Basic cybersecurity audit of a Microsoft domain

The Active Directory (Active Directory) is a critical component in the infrastructure of many organizations, used to manage resources and users in environments Windows. The Active Directory audit is essential to ensure the network security and data integrity. Next, starting from assumed commitment that a domain user has been breached, we will explore the main attack vectors that we must identify:

1. Privilege Escalation Local

But not is always necessary, it is highly recommended to start with permissions administration on the attacking machine. In this way the use of tools It will be much more comfortable. To do this you can use tools such as PowerUp, WinPeas or SeatBelt among others, to identify paths that allow a escalation to local administrator.

2. Password Policies

A politic weak password can be useful for carrying out passwordspraying attacks (this must be done carefully so as not to block accounts) or for the subsequent cracking of identified hashes. Furthermore, if there is no blocking policy after failed attempts, it would be possible to brute force against the entire domain without fear of blocking user accounts.

3. Identify secrets in shared folders.

Once If you have a domain user, it is recommended to list the folders shared files that you have access to (for example, with smbclient). In Occasionally, documents can be identified that contain some type of credential, which may be valid or serve as a starting point for guess other passwords.

4. Identification of systems obsolete operations

Must be verify that out of support operating systems are not being used and/or outdated. This type of equipment can be very useful, since it is highly likely to have exploitable vulnerabilities with exploits public. Even if they are not relevant objectives, accessing them can be interesting to obtain the credentials they have stored. Is very It is important to notify the IT manager that you are going to use exploits, in case these could cause a drop in the company's service.

5. Account identification privileged

Is very interesting to carry out an initial enumeration process in which identify the target accounts that allow the entire amount to be committed domain. During this enumeration phase, not only the accounts of Domain admin, but it is also important to identify accounts with permissions special ones that allow movements to be carried out in the domain. In points Next we will see why this is important.

6. Identification and Abuse accounts with Constrained Delegation

At a point Previously it was indicated that it was necessary to identify accounts with permissions high, as this is a specific type of privileged account. These can have delegated to them the power to impersonate any user of the domain for a series of specific services. Thanks to this, if it is achieved compromise an account with constrained delegation, it is possible to impersonate to any user for Windows services like host, RPCSS, http, wsman, cifs, ldap, krbtgt or winrm.
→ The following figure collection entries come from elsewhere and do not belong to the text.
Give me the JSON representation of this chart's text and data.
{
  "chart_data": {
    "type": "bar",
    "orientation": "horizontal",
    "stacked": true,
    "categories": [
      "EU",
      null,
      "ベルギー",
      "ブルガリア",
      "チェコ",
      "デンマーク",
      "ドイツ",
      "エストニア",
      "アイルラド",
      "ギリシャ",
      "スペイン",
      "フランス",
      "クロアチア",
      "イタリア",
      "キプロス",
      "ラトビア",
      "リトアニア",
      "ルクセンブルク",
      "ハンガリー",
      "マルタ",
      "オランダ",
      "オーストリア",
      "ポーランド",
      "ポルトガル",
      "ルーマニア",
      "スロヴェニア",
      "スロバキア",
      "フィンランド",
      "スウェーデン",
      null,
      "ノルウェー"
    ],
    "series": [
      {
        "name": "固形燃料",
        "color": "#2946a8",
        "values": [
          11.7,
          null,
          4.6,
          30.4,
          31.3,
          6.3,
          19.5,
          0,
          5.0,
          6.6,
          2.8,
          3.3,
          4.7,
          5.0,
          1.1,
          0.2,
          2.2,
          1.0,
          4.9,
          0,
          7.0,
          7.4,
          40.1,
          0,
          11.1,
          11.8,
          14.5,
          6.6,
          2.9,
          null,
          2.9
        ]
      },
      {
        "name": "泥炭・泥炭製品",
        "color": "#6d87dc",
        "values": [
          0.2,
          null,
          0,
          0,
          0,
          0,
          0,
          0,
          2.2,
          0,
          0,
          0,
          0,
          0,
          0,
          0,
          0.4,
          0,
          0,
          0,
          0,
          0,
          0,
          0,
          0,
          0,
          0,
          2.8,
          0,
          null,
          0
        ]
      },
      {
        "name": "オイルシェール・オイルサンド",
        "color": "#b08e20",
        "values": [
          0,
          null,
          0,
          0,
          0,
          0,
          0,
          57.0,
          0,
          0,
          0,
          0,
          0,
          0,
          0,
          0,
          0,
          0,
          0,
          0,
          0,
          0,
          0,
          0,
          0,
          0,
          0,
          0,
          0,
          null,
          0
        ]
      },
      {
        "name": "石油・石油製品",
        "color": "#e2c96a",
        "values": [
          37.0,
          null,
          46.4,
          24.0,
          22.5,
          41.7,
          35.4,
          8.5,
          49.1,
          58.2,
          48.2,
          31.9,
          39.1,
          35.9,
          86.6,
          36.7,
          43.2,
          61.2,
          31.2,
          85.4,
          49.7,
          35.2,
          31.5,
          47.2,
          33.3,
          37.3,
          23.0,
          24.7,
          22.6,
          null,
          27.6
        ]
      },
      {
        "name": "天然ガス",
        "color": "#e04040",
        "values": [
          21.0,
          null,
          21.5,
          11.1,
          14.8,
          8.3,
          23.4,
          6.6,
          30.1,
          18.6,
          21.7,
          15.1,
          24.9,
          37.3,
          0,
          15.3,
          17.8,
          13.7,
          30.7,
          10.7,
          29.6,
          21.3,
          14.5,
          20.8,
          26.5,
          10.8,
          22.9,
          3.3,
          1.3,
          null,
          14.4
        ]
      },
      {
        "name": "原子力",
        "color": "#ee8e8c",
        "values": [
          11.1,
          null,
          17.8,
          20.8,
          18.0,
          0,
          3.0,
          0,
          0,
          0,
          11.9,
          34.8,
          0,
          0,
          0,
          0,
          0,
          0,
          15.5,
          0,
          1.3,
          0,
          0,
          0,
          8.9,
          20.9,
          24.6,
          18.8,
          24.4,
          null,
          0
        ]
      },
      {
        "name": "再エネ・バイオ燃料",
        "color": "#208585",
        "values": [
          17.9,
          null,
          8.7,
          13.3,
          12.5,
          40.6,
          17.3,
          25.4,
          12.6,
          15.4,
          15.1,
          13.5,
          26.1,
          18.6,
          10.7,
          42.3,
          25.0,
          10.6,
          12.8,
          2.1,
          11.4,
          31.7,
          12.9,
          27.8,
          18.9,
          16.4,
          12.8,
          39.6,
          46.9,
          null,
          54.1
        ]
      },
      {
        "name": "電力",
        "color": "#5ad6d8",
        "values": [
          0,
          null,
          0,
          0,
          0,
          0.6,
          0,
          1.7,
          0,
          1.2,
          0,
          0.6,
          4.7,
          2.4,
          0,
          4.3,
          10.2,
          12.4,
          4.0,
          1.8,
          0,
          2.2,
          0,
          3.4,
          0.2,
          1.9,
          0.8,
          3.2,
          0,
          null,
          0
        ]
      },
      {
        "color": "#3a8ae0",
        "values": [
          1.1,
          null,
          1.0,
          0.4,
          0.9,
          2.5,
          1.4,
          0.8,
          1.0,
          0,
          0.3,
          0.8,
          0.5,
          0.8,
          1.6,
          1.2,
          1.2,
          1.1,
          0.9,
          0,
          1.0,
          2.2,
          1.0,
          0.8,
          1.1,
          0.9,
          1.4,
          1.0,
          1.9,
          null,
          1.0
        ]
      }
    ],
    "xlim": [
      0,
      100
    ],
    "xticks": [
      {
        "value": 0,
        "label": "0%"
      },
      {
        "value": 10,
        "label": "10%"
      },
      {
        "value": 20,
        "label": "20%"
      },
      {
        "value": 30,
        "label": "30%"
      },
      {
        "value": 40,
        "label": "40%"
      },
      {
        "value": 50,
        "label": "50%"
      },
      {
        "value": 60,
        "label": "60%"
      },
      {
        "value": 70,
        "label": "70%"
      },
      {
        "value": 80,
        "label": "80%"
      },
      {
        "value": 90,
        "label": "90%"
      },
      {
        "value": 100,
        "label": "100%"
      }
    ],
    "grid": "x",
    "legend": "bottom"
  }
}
8. Identification and Abuse ofUnconstrained Delegation

This is another type of high-interest privileged account. These accounts are authorized to receive and store TGT (Ticket Granting Ticket) of kerberos of any account. That is why, by accessing them, it would be possible to extract the tickets stored in them. On the other hand, it is also possible to forced authentication attacks on this machine, that is, forcing any domino machine to authenticate against the unconstrained machine engaged. In this way, the new victim (the domain controller, for example) example) would send a copy of your TGT to the unconstrained machine, being possible interception.

9. Identify and Abuse DCSync permissions

We continue with interesting privileged accounts. In this case it is necessary to identify accounts with DCSync permissions, that is, accounts that have DS-Replication-Get-Changes-All permissions and DS-Replication-Get-Changes. If we manage to compromise a credential With these permissions, we can carry out a DCSync attack, or what is same, pretend that we are a domain controller that wants to synchronize its database (ntds.dit) with that of the real domain controller. This way All domain hashes would be obtained, including those of the Domain Admin.

10. Identify and AbuseResource-Based Constrained Delegation

Yes like Attackers can identify an account with “GenericWrite” permissions or “GenericAll” over “ActiveDirectoryRights”, will mean that this account has the ability to grant constrained delegation permissions to any domain account. This means that, if we compromise this account, We can indicate that any account on the domain can request TGSs (Ticket Guarantee Service) for services on any machine in the domain, including our main target: the domain controller.

11. Identify and Abuse Vulnerable Certificate Templates

This type of attack is based on using tools like certify or certipy to identify vulnerable certificate templates in the CA (certificate corporate authority. There are a number of vulnerable scenarios possible, which allow an attacker to request certificates on behalf of others users, for example, from a Domain Admin or from any account privileged.